I can't believe there are only two weeks (two weeks minus one day, to be exact) left of classes. It's always funny to remember your exact thoughts at points when you didn't think time was going to fly by. Not quite as funny when you remember that finals are quite so close, but I'd say that in the mixture of feelings related to the impending end of the semester, knowing I'm going to miss Canberra and wishing time would slow down just a bit is found in higher concentration than worrying about the painful days of study that will proceed exams. (Not to belittle the strange coincidence of numbers: 3 classes, 3 week exam period... Physics and Engineering finals on the same day.)
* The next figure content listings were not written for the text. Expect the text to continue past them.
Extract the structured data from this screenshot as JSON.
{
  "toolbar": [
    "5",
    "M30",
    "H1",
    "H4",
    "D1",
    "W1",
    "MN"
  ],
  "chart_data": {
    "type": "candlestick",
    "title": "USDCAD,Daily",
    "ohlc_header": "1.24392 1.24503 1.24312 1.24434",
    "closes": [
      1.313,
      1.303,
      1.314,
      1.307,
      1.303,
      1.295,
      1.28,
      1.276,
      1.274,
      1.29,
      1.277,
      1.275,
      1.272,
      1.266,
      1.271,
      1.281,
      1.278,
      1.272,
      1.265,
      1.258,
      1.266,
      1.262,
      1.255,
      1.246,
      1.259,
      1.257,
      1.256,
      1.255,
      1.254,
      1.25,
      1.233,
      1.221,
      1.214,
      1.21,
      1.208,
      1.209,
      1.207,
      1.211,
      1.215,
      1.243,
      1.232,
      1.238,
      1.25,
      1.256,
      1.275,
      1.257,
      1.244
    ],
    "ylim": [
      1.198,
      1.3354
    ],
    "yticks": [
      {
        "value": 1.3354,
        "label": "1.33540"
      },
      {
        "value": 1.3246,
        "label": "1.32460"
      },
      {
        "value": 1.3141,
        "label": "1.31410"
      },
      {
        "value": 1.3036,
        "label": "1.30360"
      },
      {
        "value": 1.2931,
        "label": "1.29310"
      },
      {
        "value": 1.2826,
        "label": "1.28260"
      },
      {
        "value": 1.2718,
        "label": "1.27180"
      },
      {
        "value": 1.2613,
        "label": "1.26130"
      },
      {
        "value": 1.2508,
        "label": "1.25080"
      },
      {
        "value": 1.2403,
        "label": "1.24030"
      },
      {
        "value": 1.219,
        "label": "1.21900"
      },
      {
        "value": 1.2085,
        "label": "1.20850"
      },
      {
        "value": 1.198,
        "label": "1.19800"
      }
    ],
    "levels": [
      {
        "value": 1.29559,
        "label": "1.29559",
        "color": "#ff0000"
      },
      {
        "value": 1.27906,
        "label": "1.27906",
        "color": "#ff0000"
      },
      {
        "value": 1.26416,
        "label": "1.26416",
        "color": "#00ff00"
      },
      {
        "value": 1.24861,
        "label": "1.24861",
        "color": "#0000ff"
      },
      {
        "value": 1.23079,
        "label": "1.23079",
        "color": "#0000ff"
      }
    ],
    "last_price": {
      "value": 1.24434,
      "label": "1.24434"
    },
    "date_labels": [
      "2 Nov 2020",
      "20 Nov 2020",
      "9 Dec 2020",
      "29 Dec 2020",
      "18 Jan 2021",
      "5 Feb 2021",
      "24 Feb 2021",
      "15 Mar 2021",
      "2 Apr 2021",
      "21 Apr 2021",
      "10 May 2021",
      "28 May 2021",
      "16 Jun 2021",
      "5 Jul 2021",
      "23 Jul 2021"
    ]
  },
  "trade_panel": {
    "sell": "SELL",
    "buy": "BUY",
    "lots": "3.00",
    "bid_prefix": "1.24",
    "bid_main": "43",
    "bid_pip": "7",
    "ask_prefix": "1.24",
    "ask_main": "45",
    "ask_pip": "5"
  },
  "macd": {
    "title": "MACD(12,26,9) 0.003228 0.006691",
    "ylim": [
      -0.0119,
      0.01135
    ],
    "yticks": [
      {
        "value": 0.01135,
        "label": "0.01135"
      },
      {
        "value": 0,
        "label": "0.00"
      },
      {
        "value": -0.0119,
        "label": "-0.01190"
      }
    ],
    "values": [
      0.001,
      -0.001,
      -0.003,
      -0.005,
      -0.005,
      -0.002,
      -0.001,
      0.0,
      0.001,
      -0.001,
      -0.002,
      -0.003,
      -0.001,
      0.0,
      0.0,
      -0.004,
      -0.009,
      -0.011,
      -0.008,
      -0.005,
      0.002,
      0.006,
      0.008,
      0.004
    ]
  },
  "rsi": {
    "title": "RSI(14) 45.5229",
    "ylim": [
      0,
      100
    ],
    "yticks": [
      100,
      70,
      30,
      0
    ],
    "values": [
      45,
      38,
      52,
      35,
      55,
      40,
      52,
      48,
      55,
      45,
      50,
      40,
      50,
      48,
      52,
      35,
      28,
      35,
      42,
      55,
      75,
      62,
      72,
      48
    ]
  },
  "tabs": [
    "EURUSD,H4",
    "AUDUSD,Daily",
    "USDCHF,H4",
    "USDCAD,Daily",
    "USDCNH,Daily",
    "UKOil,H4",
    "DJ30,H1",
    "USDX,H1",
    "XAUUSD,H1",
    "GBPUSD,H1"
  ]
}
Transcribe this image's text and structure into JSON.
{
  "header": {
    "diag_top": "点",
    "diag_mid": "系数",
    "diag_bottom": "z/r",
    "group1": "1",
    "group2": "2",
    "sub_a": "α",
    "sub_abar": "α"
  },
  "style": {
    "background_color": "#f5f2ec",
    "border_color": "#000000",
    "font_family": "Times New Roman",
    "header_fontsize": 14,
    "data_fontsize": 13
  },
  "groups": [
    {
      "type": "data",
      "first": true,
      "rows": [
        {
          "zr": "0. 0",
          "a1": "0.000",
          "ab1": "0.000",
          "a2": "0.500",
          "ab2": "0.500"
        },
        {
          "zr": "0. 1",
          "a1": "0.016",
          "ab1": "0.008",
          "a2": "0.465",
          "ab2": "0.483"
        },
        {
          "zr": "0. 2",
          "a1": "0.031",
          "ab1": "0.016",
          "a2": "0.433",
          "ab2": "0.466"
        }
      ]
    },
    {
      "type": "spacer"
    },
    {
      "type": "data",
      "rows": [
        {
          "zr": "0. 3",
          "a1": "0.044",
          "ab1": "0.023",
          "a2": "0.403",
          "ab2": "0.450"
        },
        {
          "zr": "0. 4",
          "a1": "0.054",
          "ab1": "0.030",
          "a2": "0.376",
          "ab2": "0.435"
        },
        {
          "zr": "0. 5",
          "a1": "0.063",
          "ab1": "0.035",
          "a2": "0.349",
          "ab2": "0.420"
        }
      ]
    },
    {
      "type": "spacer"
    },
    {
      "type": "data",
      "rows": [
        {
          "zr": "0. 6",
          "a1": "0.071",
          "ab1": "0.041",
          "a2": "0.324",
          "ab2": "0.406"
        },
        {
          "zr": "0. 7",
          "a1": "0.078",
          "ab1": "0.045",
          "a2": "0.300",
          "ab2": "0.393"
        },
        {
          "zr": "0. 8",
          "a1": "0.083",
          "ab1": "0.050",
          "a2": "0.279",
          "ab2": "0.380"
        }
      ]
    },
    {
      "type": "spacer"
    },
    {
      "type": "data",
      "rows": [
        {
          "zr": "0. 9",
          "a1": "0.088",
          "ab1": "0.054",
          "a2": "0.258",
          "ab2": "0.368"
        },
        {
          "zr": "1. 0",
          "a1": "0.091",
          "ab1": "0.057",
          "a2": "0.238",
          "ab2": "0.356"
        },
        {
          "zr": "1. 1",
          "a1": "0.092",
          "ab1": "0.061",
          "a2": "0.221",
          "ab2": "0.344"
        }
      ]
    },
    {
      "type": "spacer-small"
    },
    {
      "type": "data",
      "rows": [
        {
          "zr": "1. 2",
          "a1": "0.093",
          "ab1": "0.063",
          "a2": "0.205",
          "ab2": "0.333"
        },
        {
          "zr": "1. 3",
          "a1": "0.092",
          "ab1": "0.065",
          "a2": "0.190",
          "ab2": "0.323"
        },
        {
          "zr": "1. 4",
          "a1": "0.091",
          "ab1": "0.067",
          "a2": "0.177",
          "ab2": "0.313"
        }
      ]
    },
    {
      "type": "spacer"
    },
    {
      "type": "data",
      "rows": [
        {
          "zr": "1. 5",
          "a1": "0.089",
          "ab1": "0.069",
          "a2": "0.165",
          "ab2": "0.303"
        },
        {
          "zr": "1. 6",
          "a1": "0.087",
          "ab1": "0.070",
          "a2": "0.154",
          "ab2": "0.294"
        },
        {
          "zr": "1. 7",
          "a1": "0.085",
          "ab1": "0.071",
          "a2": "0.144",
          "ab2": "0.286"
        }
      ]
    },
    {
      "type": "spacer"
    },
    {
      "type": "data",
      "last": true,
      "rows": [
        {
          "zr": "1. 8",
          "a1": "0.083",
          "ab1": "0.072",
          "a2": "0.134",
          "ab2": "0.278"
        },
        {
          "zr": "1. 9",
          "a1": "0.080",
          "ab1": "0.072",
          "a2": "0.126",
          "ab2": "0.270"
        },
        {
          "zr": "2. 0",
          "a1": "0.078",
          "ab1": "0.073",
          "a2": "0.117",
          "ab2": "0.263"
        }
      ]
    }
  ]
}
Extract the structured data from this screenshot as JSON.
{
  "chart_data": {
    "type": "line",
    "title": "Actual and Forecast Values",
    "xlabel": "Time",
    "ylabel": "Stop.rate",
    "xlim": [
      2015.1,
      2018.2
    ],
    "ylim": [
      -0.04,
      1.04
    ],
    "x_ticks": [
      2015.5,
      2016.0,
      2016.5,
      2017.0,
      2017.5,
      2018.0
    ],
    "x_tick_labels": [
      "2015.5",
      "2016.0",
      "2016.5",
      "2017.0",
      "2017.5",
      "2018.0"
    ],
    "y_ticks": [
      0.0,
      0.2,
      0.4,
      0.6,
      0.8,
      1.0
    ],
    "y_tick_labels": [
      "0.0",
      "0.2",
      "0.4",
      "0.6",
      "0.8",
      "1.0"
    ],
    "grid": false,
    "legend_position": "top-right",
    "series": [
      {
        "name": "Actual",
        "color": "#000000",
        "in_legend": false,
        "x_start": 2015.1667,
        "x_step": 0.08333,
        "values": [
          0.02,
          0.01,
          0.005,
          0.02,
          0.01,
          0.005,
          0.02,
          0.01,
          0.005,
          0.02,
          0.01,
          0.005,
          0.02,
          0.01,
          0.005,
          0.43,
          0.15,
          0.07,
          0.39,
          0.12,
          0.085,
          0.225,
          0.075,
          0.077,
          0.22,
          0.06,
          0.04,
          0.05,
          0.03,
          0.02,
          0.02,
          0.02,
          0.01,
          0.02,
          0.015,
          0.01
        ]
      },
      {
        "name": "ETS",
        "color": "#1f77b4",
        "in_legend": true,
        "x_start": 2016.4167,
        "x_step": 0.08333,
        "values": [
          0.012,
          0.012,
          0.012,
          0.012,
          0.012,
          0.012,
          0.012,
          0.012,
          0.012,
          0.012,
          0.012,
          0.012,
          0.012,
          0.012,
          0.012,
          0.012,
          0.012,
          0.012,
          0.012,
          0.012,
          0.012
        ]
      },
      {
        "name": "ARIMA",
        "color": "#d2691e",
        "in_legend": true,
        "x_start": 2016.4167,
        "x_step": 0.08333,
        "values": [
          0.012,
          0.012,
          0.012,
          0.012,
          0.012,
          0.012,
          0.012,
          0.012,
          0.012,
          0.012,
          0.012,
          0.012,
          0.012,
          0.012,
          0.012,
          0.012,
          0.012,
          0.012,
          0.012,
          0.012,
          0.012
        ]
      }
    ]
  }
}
No big adventures recently, but a number of small pleasures this weekend: Night riding at Bruce Ridge with some friends. As I apparently have a bit of a jinx in picking the headlight that will die, I discovered that my one-LED headlamp from IB does for cautious night riding in a pinch! Making "pumpkin" pie afterward. "Pumpkin" refers to all types of squash here, and I've yet to see an actual pumpkin so we picked up a green one that looked promising; it was delicious nonetheless. Watching the last half of an Australian Rules Football game on campus. I've decided that AFL >> American football, by which I mean that it's actually fast-paced and enjoyable to watch, and the rules, though unique, are fairly simple to pick up. Ask me about it sometime.

And I leave you with the following Aussie words: heaps, keen, and dodgy.